Nevada map... Nevada list
Crash location 36.218056°N, 116.175278°W
Reported location is a long distance from the NTSB's reported nearest city. This often means that the location has a typo, or is incorrect.
Nearest city Pahrump, NV
36.208294°N, 115.983915°W
10.7 miles away
Tail number N4246Z
Accident date 24 Aug 2014
Aircraft type Robinson Helicopter Company R44 Ii
Additional details: None

NTSB Factual Report

On August 24, 2014, about 0650 Pacific daylight time, a Robinson Helicopter Company, R-44 II, N4246Z, sustained substantial damage while practicing an emergency autorotation, about 12 miles south of Pahrump, Nevada. The helicopter was registered to CSC Trust Company of Delaware Trustee and operated by the pilot under the provisions of Title 14 Code of Federal Regulations Part 91. The commercial pilot sustained minor injuries. Visual meteorological conditions prevailed and no flight plan was filed for the local personal flight that departed North Las Vegas Airport (VGT), Las Vegas, Nevada, about 0605.

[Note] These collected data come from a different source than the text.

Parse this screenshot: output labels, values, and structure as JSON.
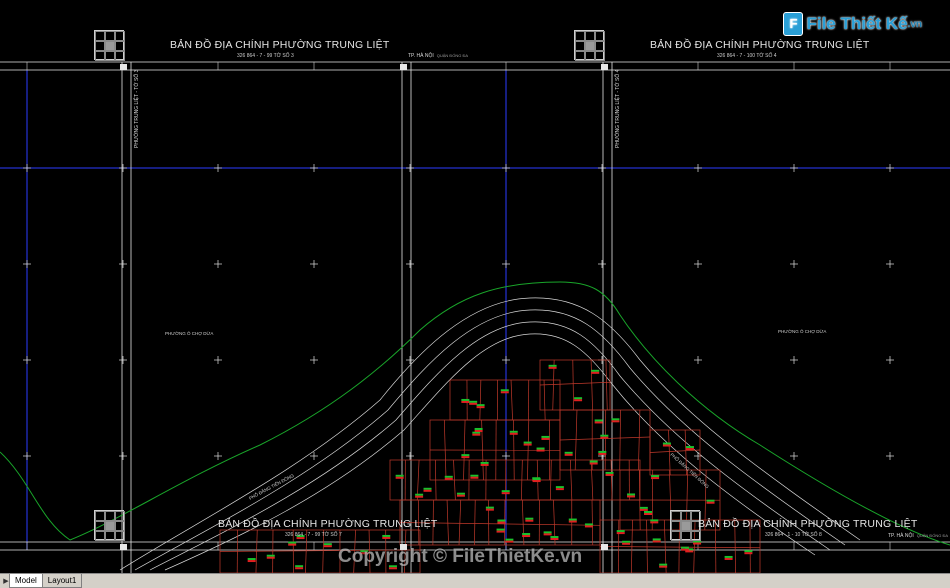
{
  "app": {
    "model_tab": "Model",
    "layout_tab": "Layout1"
  },
  "sheets": [
    {
      "title": "BẢN ĐỒ ĐỊA CHÍNH PHƯỜNG TRUNG LIỆT",
      "subtitle": "326 864 - 7 - 99 TỜ SỐ 3"
    },
    {
      "title": "BẢN ĐỒ ĐỊA CHÍNH PHƯỜNG TRUNG LIỆT",
      "subtitle": "326 864 - 7 - 100 TỜ SỐ 4"
    },
    {
      "title": "BẢN ĐỒ ĐỊA CHÍNH PHƯỜNG TRUNG LIỆT",
      "subtitle": "326 864 - 7 - 99 TỜ SỐ 7"
    },
    {
      "title": "BẢN ĐỒ ĐỊA CHÍNH PHƯỜNG TRUNG LIỆT",
      "subtitle": "326 864 - 1 - 10 TỜ SỐ 8"
    }
  ],
  "labels": {
    "tp_hanoi": "TP. HÀ NỘI",
    "tp_note": "QUẬN ĐỐNG ĐA",
    "ward_left": "PHƯỜNG Ô CHỢ DỪA",
    "ward_right": "PHƯỜNG Ô CHỢ DỪA",
    "vert_1": "PHƯỜNG TRUNG LIỆT - TỜ SỐ 3",
    "vert_2": "PHƯỜNG TRUNG LIỆT - TỜ SỐ 4",
    "road_label": "PHỐ ĐẶNG TIẾN ĐÔNG"
  },
  "watermark": {
    "logo_mark": "F",
    "logo_text": "File Thiết Kế",
    "logo_suffix": ".vn",
    "copyright": "Copyright © FileThietKe.vn"
  },
  "colors": {
    "background": "#000000",
    "frame": "#ffffff",
    "grid_blue": "#2b3bff",
    "contour_green": "#19a52a",
    "parcel_red": "#c0392b",
    "road_white": "#e8e8e8"
  }
}
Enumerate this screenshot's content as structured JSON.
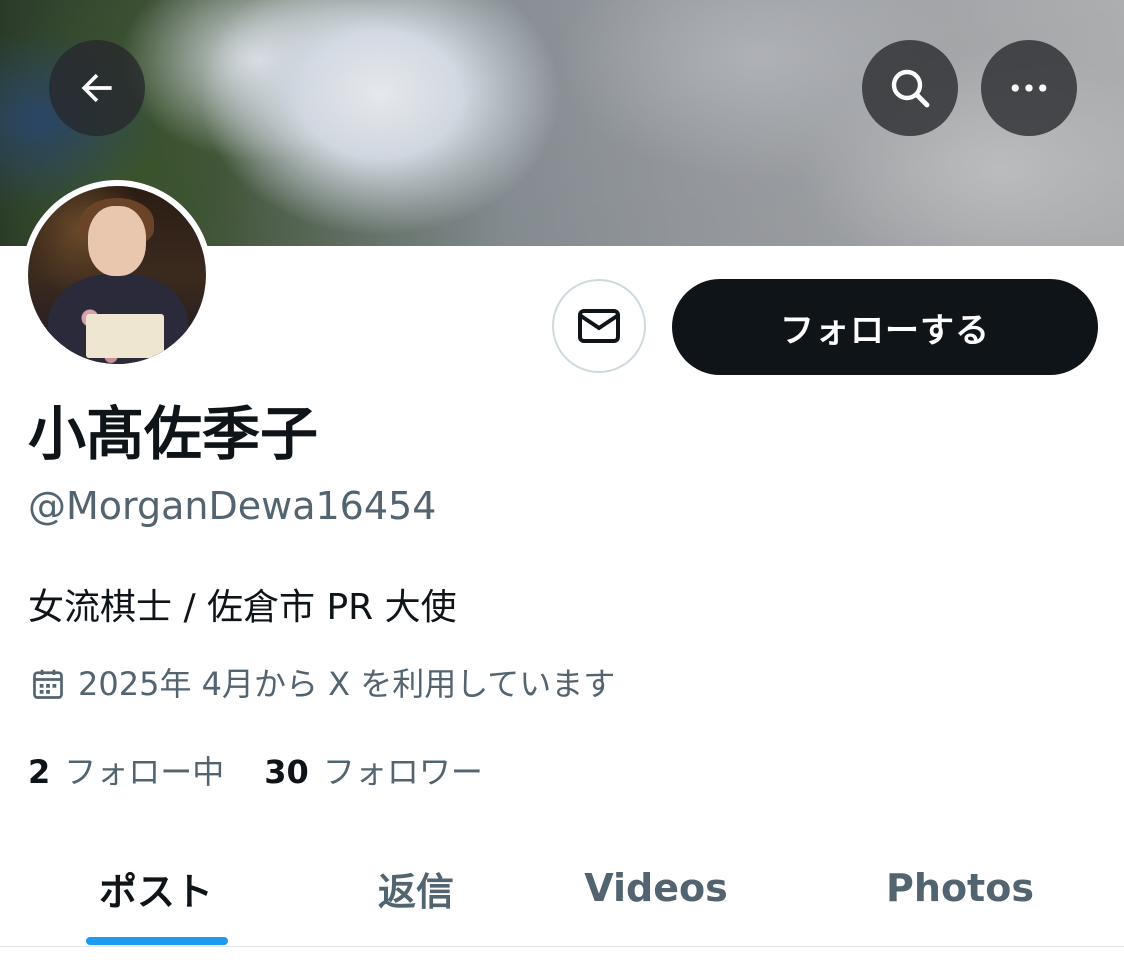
{
  "header": {
    "back_icon": "arrow-left-icon",
    "search_icon": "search-icon",
    "more_icon": "more-horizontal-icon"
  },
  "profile": {
    "display_name": "小髙佐季子",
    "handle": "@MorganDewa16454",
    "bio": "女流棋士 / 佐倉市 PR 大使",
    "joined": "2025年 4月から X を利用しています",
    "following_count": "2",
    "following_label": "フォロー中",
    "followers_count": "30",
    "followers_label": "フォロワー"
  },
  "actions": {
    "message_icon": "mail-icon",
    "follow_label": "フォローする"
  },
  "tabs": [
    {
      "label": "ポスト",
      "active": true
    },
    {
      "label": "返信",
      "active": false
    },
    {
      "label": "Videos",
      "active": false
    },
    {
      "label": "Photos",
      "active": false
    }
  ],
  "colors": {
    "primary_text": "#0f1419",
    "secondary_text": "#536471",
    "accent": "#1d9bf0",
    "follow_button_bg": "#0f1419"
  }
}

The pilot reported a total loss of engine power at about 3,500 feet, above ground level, while rolling the throttle back for a practice autorotation. He stated the throttle was rolled back smoothly and only enough required for a small tachometer needle separation. Subsequently, the pilot made several unsuccessful attempts to restart the engine. Unable to restart the engine, the pilot performed an autorotation emergency landing. The pilot further reported that during landing, the helicopter slid forward about 20 feet; at that point, the skids dug into the dry lake bed and the helicopter nosed over. Subsequently, the main rotor blades impacted the ground, and the helicopter rolled onto its right side.

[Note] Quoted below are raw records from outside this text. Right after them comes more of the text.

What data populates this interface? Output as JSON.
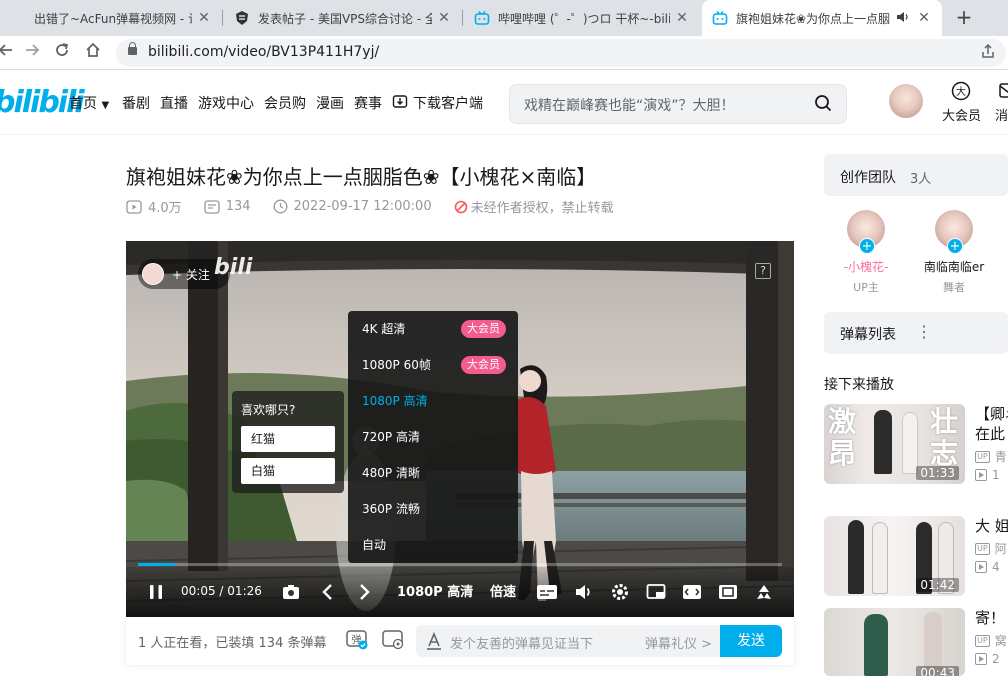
{
  "browser": {
    "tabs": [
      {
        "title": "出错了~AcFun弹幕视频网 - 认真",
        "icon": "acfun-icon"
      },
      {
        "title": "发表帖子 - 美国VPS综合讨论 - 全",
        "icon": "forum-icon"
      },
      {
        "title": "哔哩哔哩 (゜-゜)つロ 干杯~-bili",
        "icon": "bilibili-tv-icon"
      },
      {
        "title": "旗袍姐妹花❀为你点上一点胭",
        "icon": "bilibili-tv-icon",
        "active": true
      }
    ],
    "close_glyph": "✕",
    "new_tab_glyph": "+",
    "url": "bilibili.com/video/BV13P411H7yj/"
  },
  "header": {
    "logo": "bilibili",
    "nav": [
      "首页",
      "番剧",
      "直播",
      "游戏中心",
      "会员购",
      "漫画",
      "赛事",
      "下载客户端"
    ],
    "search_placeholder": "戏精在巅峰赛也能“演戏”？大胆！",
    "vip_label": "大会员",
    "message_label": "消"
  },
  "video": {
    "title": "旗袍姐妹花❀为你点上一点胭脂色❀【小槐花×南临】",
    "views": "4.0万",
    "danmaku_count": "134",
    "date": "2022-09-17 12:00:00",
    "copyright": "未经作者授权，禁止转载"
  },
  "player": {
    "follow_label": "+ 关注",
    "watermark": "bili",
    "help": "?",
    "vote": {
      "question": "喜欢哪只?",
      "options": [
        "红猫",
        "白猫"
      ]
    },
    "quality_menu": [
      {
        "label": "4K 超清",
        "badge": "大会员"
      },
      {
        "label": "1080P 60帧",
        "badge": "大会员"
      },
      {
        "label": "1080P 高清",
        "selected": true
      },
      {
        "label": "720P 高清"
      },
      {
        "label": "480P 清晰"
      },
      {
        "label": "360P 流畅"
      },
      {
        "label": "自动"
      }
    ],
    "time_current": "00:05",
    "time_sep": "/",
    "time_total": "01:26",
    "progress_fraction": 0.058,
    "quality_label": "1080P 高清",
    "speed_label": "倍速"
  },
  "danmaku_bar": {
    "watching": "1 人正在看，已装填 134 条弹幕",
    "placeholder": "发个友善的弹幕见证当下",
    "etiquette": "弹幕礼仪 >",
    "send": "发送"
  },
  "sidebar": {
    "team_title": "创作团队",
    "team_count": "3人",
    "members": [
      {
        "name": "-小槐花-",
        "role": "UP主",
        "color": "#fb7299"
      },
      {
        "name": "南临南临er",
        "role": "舞者",
        "color": "#18191c"
      }
    ],
    "danmaku_list_title": "弹幕列表",
    "danmaku_list_more": "⋮",
    "next_title": "接下来播放",
    "recommendations": [
      {
        "title": "【卿斗",
        "title2": "在此",
        "duration": "01:33",
        "up": "青",
        "plays": "1",
        "thumb_text_left": "激\n昂",
        "thumb_text_right": "壮\n志"
      },
      {
        "title": "大 姐",
        "title2": "",
        "duration": "01:42",
        "up": "阿",
        "plays": "4"
      },
      {
        "title": "寄！",
        "title2": "",
        "duration": "00:43",
        "up": "窝",
        "plays": "2"
      }
    ]
  },
  "colors": {
    "bili_blue": "#00aeec",
    "bili_pink": "#fb7299",
    "vip_badge": "#f25d8e"
  }
}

Examination of the helicopter wreckage by a Federal Aviation Administration inspector revealed that the main rotor blades and tail boom were substantially damaged. Additionally, fuel was observed leaking from both tanks at the site. According to the pilot, the fuel tank quantities were about 7/8's full just prior to the accident. The helicopter was recovered to a secure storage facility for further examination.

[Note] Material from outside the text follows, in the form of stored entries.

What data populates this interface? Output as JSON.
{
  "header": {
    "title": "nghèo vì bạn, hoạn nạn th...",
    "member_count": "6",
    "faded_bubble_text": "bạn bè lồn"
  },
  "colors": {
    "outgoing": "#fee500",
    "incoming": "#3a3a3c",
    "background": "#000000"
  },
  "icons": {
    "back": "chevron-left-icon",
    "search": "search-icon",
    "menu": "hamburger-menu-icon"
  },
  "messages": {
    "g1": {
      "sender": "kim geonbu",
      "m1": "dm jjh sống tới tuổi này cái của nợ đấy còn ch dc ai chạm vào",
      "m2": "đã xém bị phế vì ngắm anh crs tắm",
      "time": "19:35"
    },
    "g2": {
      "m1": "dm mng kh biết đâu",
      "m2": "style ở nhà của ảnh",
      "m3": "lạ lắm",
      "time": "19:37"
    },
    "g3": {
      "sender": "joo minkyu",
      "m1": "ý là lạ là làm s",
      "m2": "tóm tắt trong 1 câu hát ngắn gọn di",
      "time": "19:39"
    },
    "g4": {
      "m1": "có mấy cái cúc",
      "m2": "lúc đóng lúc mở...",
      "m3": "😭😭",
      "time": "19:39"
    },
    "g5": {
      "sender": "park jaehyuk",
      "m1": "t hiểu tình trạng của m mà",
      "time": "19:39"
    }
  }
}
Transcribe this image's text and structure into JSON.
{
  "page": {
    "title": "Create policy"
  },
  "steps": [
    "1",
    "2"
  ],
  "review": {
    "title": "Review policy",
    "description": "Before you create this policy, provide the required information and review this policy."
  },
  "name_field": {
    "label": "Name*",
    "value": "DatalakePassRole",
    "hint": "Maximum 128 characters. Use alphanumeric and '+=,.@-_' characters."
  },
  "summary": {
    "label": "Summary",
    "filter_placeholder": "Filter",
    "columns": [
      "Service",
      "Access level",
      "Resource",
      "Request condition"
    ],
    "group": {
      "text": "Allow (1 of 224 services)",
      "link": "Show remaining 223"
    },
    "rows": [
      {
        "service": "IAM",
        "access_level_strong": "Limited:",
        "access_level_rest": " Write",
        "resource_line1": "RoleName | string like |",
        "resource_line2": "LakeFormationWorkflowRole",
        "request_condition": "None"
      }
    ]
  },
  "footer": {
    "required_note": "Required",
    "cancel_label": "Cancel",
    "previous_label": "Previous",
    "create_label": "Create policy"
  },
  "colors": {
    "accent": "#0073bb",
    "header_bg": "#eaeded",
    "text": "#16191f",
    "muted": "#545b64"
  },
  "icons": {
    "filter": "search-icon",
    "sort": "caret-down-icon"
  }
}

Further examination of the helicopter by the National Transportation Safety Board investigator-in-charge and a Robinson Helicopter investigator revealed no evidence of any internal damage to the fuel injected engine or its accessories was observed. The oil dipstick reading indicated a normal quantity. Continuity with all the engine controls was established. The lower spark plugs were removed and examined and all sparkplug electrodes exhibited normal wear signatures when compared to the Champion Check-A-Plug comparison chart. The crankshaft was rotated by hand and compression was obtained on all the cylinders. It was determined that an engine run could be safety accomplished.

The engine was subsequently test run, using an external battery source for electrical power, and functioned normally at various power setting. The magnetos were switched from left to right and the corresponding RPM drop was observed during the run. Fuel from the helicopter was used to ensure system continuity. The main fuel tank quantity indicated about 3/8's full and the auxiliary tank about 1/4 full. No engine anomalies were observed during the engine run.

The helicopter's main gear box and drive system were examined and no anomalies were noted. Flight control continuity was established with the cyclic and collective. Tail rotor continuity was established in each direction from the separation point.

A review of the helicopter's maintenance records revealed that the engine and airframe underwent their most recent annual inspection on December 04, 2013, at an airframe and engine total time of 444.3 hours.

A Global Positioning System device was located in the wreckage and sent to the NTSB Vehicle Recorder Division for examination and readout. The device did not contain any specific information relevant to the accident.

NTSB Probable Cause

A total loss of engine power during a practice autorotation for reasons that could not be determined because postaccident examination of the airframe and engine did not reveal any anomalies that would have precluded normal operation.